Saturday, February 13, 2010

But Life Does Go On

So I didn't stay "Closed" for long.... Still just as stubborn, just as determined that I can cut corners, cheat on the rules, do it my way, etc..... Just because I am in the midst of a medical event or crisis, life does go on. And I want to be a part of it!

So, going back a bit. Bone Marrow Biopsy. John Paul decided that morning that he really wanted to come with us and see where I was going, what was going on there, who did what, etc. So I called and got permission for him to come. The rules for the Chemo Suite, where the bone marrow biopsy procedure room is, are that no children under the age of 12 are permitted. So long ago, I embellished this a bit to tell the boys that no children under 12 were allowed at the Oncology office. Seemed like a good idea to me. I really don't think they even need to see all the patients, in varying forms of despair and illness, in the waiting room. And the patients don't need my kids staring at them or making a ruckus, as boys tend to do.

The Chemo Suite is this mysterious place off the waiting room. The doors are always closed until someone comes out and ominously calls your name. It's not fun back there. You know you are in for it as you pass through the doorway. Blue suits galore. (In Sally Land and the cancer world, the blue suit means you are about to get drugs to almost kill you. Chemo+blue suit.)

So John Paul is allowed back with me as I settled in to my pre-procedure cancer suite treatment chair. (Being back in these chairs always turns up the anxiety a notch. I have already spent too much time in them. I did all my breast cancer chemo in them. I tanked out in September in one of them and left the Chemo Suite on a gurney for a joyful ambulance ride to the hospital. Well, that's another story.) Quickly I am surrounded by a couple of nurses and a couple of lab people. An IV needs to be started, so my arm is hot-packed to get a compliant vein. (I only have one arm to choose from as my other is off limits due to node removal with my mastectomy.) John Paul is rapidly overwhelmed. So when the head nurse says he can't stay (despite permission to do so), this is not a bad thing. He and Craig go off to the waiting room to wait for me to do my thing. Five minutes later John Paul announces he is ready to go back to school.
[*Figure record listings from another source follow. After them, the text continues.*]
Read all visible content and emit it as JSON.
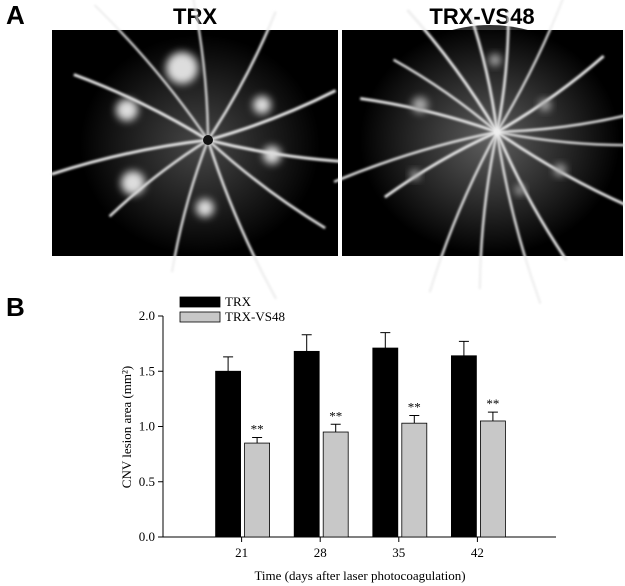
{
  "panel_a": {
    "label": "A",
    "images": [
      {
        "title": "TRX"
      },
      {
        "title": "TRX-VS48"
      }
    ]
  },
  "panel_b": {
    "label": "B"
  },
  "chart_data": {
    "type": "bar",
    "y_label": "CNV lesion area (mm²)",
    "x_label": "Time (days after laser photocoagulation)",
    "categories": [
      "21",
      "28",
      "35",
      "42"
    ],
    "series": [
      {
        "name": "TRX",
        "color": "#000000",
        "values": [
          1.5,
          1.68,
          1.71,
          1.64
        ],
        "errors": [
          0.13,
          0.15,
          0.14,
          0.13
        ]
      },
      {
        "name": "TRX-VS48",
        "color": "#c8c8c8",
        "values": [
          0.85,
          0.95,
          1.03,
          1.05
        ],
        "errors": [
          0.05,
          0.07,
          0.07,
          0.08
        ],
        "significance": [
          "**",
          "**",
          "**",
          "**"
        ]
      }
    ],
    "ylim": [
      0,
      2
    ],
    "yticks": [
      {
        "value": 0,
        "label": "0.0"
      },
      {
        "value": 0.5,
        "label": "0.5"
      },
      {
        "value": 1,
        "label": "1.0"
      },
      {
        "value": 1.5,
        "label": "1.5"
      },
      {
        "value": 2,
        "label": "2.0"
      }
    ]
  }
}
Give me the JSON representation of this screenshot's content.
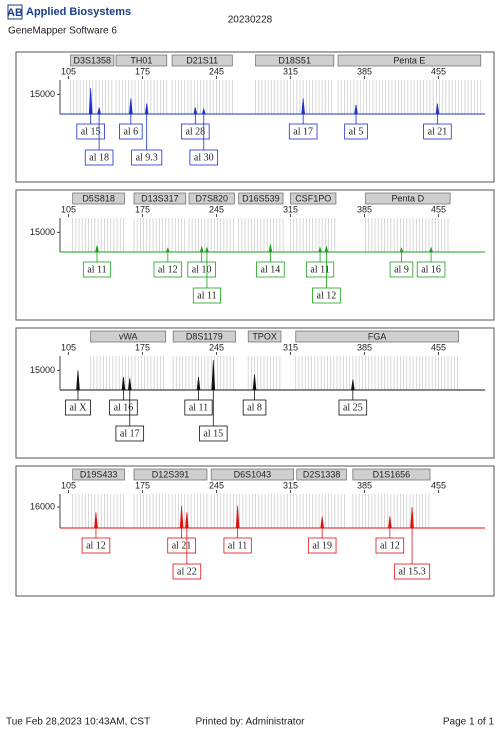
{
  "header": {
    "logo": "AB",
    "brand": "Applied Biosystems",
    "software": "GeneMapper Software 6",
    "date": "20230228"
  },
  "chart_data": [
    {
      "type": "electropherogram",
      "color": "#1a2fd0",
      "xlim": [
        97,
        499
      ],
      "xticks": [
        105,
        175,
        245,
        315,
        385,
        455
      ],
      "ylim": [
        0,
        26000
      ],
      "yticks": [
        15000
      ],
      "markers": [
        {
          "name": "D3S1358",
          "start": 107,
          "end": 148
        },
        {
          "name": "TH01",
          "start": 150,
          "end": 198
        },
        {
          "name": "D21S11",
          "start": 203,
          "end": 260
        },
        {
          "name": "D18S51",
          "start": 282,
          "end": 356
        },
        {
          "name": "Penta E",
          "start": 360,
          "end": 495
        }
      ],
      "peaks": [
        {
          "allele": "al 15",
          "size": 126,
          "height": 20000
        },
        {
          "allele": "al 18",
          "size": 134,
          "height": 5000
        },
        {
          "allele": "al 6",
          "size": 164,
          "height": 12000
        },
        {
          "allele": "al 9.3",
          "size": 179,
          "height": 8000
        },
        {
          "allele": "al 28",
          "size": 225,
          "height": 5000
        },
        {
          "allele": "al 30",
          "size": 233,
          "height": 4000
        },
        {
          "allele": "al 17",
          "size": 327,
          "height": 12000
        },
        {
          "allele": "al 5",
          "size": 377,
          "height": 7000
        },
        {
          "allele": "al 21",
          "size": 454,
          "height": 8000
        }
      ]
    },
    {
      "type": "electropherogram",
      "color": "#1aa01a",
      "xlim": [
        97,
        499
      ],
      "xticks": [
        105,
        175,
        245,
        315,
        385,
        455
      ],
      "ylim": [
        0,
        26000
      ],
      "yticks": [
        15000
      ],
      "markers": [
        {
          "name": "D5S818",
          "start": 109,
          "end": 158
        },
        {
          "name": "D13S317",
          "start": 167,
          "end": 216
        },
        {
          "name": "D7S820",
          "start": 219,
          "end": 262
        },
        {
          "name": "D16S539",
          "start": 266,
          "end": 308
        },
        {
          "name": "CSF1PO",
          "start": 315,
          "end": 358
        },
        {
          "name": "Penta D",
          "start": 386,
          "end": 466
        }
      ],
      "peaks": [
        {
          "allele": "al 11",
          "size": 132,
          "height": 5000
        },
        {
          "allele": "al 12",
          "size": 199,
          "height": 3000
        },
        {
          "allele": "al 10",
          "size": 231,
          "height": 4000
        },
        {
          "allele": "al 11",
          "size": 236,
          "height": 3500
        },
        {
          "allele": "al 14",
          "size": 296,
          "height": 6000
        },
        {
          "allele": "al 11",
          "size": 343,
          "height": 3500
        },
        {
          "allele": "al 12",
          "size": 349,
          "height": 4000
        },
        {
          "allele": "al 9",
          "size": 420,
          "height": 3000
        },
        {
          "allele": "al 16",
          "size": 448,
          "height": 3500
        }
      ]
    },
    {
      "type": "electropherogram",
      "color": "#111111",
      "xlim": [
        97,
        499
      ],
      "xticks": [
        105,
        175,
        245,
        315,
        385,
        455
      ],
      "ylim": [
        0,
        26000
      ],
      "yticks": [
        15000
      ],
      "markers": [
        {
          "name": "vWA",
          "start": 126,
          "end": 197
        },
        {
          "name": "D8S1179",
          "start": 204,
          "end": 263
        },
        {
          "name": "TPOX",
          "start": 275,
          "end": 306
        },
        {
          "name": "FGA",
          "start": 320,
          "end": 474
        }
      ],
      "peaks": [
        {
          "allele": "al X",
          "size": 114,
          "height": 15000
        },
        {
          "allele": "al 16",
          "size": 157,
          "height": 10000
        },
        {
          "allele": "al 17",
          "size": 163,
          "height": 9000
        },
        {
          "allele": "al 11",
          "size": 228,
          "height": 10000
        },
        {
          "allele": "al 15",
          "size": 242,
          "height": 23000
        },
        {
          "allele": "al 8",
          "size": 281,
          "height": 12000
        },
        {
          "allele": "al 25",
          "size": 374,
          "height": 8000
        }
      ]
    },
    {
      "type": "electropherogram",
      "color": "#e01010",
      "xlim": [
        97,
        499
      ],
      "xticks": [
        105,
        175,
        245,
        315,
        385,
        455
      ],
      "ylim": [
        0,
        26000
      ],
      "yticks": [
        16000
      ],
      "markers": [
        {
          "name": "D19S433",
          "start": 109,
          "end": 158
        },
        {
          "name": "D12S391",
          "start": 167,
          "end": 236
        },
        {
          "name": "D6S1043",
          "start": 240,
          "end": 318
        },
        {
          "name": "D2S1338",
          "start": 321,
          "end": 368
        },
        {
          "name": "D1S1656",
          "start": 374,
          "end": 447
        }
      ],
      "peaks": [
        {
          "allele": "al 12",
          "size": 131,
          "height": 12000
        },
        {
          "allele": "al 21",
          "size": 212,
          "height": 17000
        },
        {
          "allele": "al 22",
          "size": 217,
          "height": 12000
        },
        {
          "allele": "al 11",
          "size": 265,
          "height": 17000
        },
        {
          "allele": "al 19",
          "size": 345,
          "height": 9000
        },
        {
          "allele": "al 12",
          "size": 409,
          "height": 9000
        },
        {
          "allele": "al 15.3",
          "size": 430,
          "height": 16000
        }
      ]
    }
  ],
  "footer": {
    "timestamp": "Tue Feb 28,2023 10:43AM, CST",
    "printed_by": "Printed by: Administrator",
    "page": "Page 1 of 1"
  }
}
Craig takes him.

I am proud of him to have the courage to go and to want to see what he needed to see. It seems part of his jouney that he needed to know, needed to see a little of where I am always going. But school is a far better place!

Anyways, so IV is in, then 20 plus vials of blood drawn. This is a part of the tests past the ying-yang that I am going through in preparation for my Seattle trip. They are testing EVERYTHING it seems. Then there is a monthly CMV test kit (CMV is a virus that I got from my donor. Don't panic: I am fine.) Then there is the quarterly Respiratory Study I agreed to participate in. Nasal swabs and throat swabs. I prefer to do this myself. Okay, now we are ready to prep for Biopsy.

Transfer into BMB Procedure room. Questions, answers, blood pressure cuff on ankle (can't use arms due to mastectomy), my repeating I would like enough drugs so it doesn't hurt and so I won't remember it. Heart monitor on. Nurse is ready. Lab techs in to open and prep collection kit. Petri dishes, slides, tubes. REALLY HUGE AND LONG NEEDLE prepped. Anxiety brewing.

Then we wait. I read a trash mag while laying on my stomach.

Doctor is ready. I get my drugs and BMB begins. My blood pressure is dropping so drugs stop. I beg for the drugs or for the doctor to stop. I get neither. Pride is gone and I am now crying from pain. I HATE BMB's!

They get their marrow. They get their chunk of bone. (This is all done on your hip bone in your lower back.) I am still crying and want to go home.

I am thanking God that John Paul is not here. Bad decision on my part.

I drink my obligatory juice. I eat my obligatory crackers. I pee. See ya.